Erfahrungen aus erster Hand aus Coras Garten

 

Brutzwiebelgewinnung ganz praktisch

 

Tipps für Erhalter

  • Knoblauch kann nicht mehr generativ vermehrt werden. Er »blüht« nicht mehr, sondern bringt nur noch genetisch identische Zwiebelchen hervor, die sogenannten Brutbulben.

  • Er steht auch unter einem sehr starken Virusdruck; das heißt, er hat schon lange nicht mehr die Möglichkeit gehabt, durch den Austausch von Genen Varianten hervorzubringen, denen die Viren nichts anhaben können.

  • Zur Vermehrung kann man Brutzwiebeln oder Zehen verwenden. Nicht alle Sorten haben Brutzwiebeln.

  • Der richtige Erntezeitpunkt ist gekommen, wenn das Laub zu vergilben beginnt. Trotzdem sollten die Zwiebeln noch 3 bis 6 Tage, je nach Witterung, auf dem Feld mit ihrem Laub abtrocknen und einziehen dürfen.

  • Die besten Steckzehen ergeben diejenigen, die sich schon deutlich unter der dünnen Knollenhaut abzeichnen und von denen es scheint, als ob sie nicht genügend Platz hätten.

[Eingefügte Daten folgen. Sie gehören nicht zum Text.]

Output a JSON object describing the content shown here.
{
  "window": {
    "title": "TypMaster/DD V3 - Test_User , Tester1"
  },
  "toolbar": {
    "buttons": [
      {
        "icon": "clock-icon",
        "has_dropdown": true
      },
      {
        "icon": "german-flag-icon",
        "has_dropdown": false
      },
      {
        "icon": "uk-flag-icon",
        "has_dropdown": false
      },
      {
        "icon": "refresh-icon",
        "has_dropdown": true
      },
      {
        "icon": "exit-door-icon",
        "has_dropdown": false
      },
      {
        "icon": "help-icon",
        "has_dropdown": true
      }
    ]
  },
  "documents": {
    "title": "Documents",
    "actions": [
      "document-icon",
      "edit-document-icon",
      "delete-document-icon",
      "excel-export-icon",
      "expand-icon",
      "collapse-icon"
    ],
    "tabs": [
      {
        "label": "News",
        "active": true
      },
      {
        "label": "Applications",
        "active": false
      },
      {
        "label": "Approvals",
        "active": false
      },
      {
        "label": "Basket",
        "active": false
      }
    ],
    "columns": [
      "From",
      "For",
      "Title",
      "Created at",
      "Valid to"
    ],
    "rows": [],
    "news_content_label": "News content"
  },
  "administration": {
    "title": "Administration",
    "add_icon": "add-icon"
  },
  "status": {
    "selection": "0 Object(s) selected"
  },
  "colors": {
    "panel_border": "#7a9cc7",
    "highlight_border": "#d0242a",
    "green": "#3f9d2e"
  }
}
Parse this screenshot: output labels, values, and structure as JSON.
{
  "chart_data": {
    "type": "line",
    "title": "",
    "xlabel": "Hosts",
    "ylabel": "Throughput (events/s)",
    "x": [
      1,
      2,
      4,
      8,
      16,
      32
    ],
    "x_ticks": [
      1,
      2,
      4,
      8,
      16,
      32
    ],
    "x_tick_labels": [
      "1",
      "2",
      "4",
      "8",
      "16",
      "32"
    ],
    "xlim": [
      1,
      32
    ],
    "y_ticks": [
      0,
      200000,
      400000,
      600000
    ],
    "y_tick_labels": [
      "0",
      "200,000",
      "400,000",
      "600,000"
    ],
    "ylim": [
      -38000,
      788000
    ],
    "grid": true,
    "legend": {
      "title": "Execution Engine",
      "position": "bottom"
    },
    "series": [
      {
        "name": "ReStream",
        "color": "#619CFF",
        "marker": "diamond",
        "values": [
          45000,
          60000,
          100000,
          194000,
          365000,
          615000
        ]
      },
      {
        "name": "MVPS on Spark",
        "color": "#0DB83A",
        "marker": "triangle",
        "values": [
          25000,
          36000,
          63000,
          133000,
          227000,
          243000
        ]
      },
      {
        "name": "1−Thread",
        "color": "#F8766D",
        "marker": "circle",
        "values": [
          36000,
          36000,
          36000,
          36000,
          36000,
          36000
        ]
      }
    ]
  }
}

Anbautipps für Gärtner und Köche

  • Knoblauch hat keine Schalenzwiebel wie Allium cepa, sondern die Knolle wird aus Beiknospen gebildet, den sogenannten Zehen. Die Entwicklung der Beiknospen wird durch niedrigere Temperaturen gefördert.

  • Die Pflanzdichte hat einen entscheidenden Einfluss auf den Ertrag; das heißt, man sollte etwas mit den Typen experimentieren und unterschiedlich eng pflanzen beziehungsweise stecken.

  • Wenn im Herbst gesteckter Knoblauch zwar noch wurzelt, aber kein Laub treibt, dann war die Witterung noch zu warm und der Zeitpunkt zu früh.

  • Um bei zweifelhaften Herkünften keine Viren einzufangen, ist es möglich, das Pflanzgut 4 Stunden vor dem Stecken in 45 °C warmem Wasser zu desinfizieren (die Temperatur sollte aber mit einem Thermometer überwacht werden).

  • Für den Gemüsebau werden bei schafttragenden Typen die Blütenschäfte abgeschnitten, damit mehr Kraft und damit größere Knollen geerntet werden.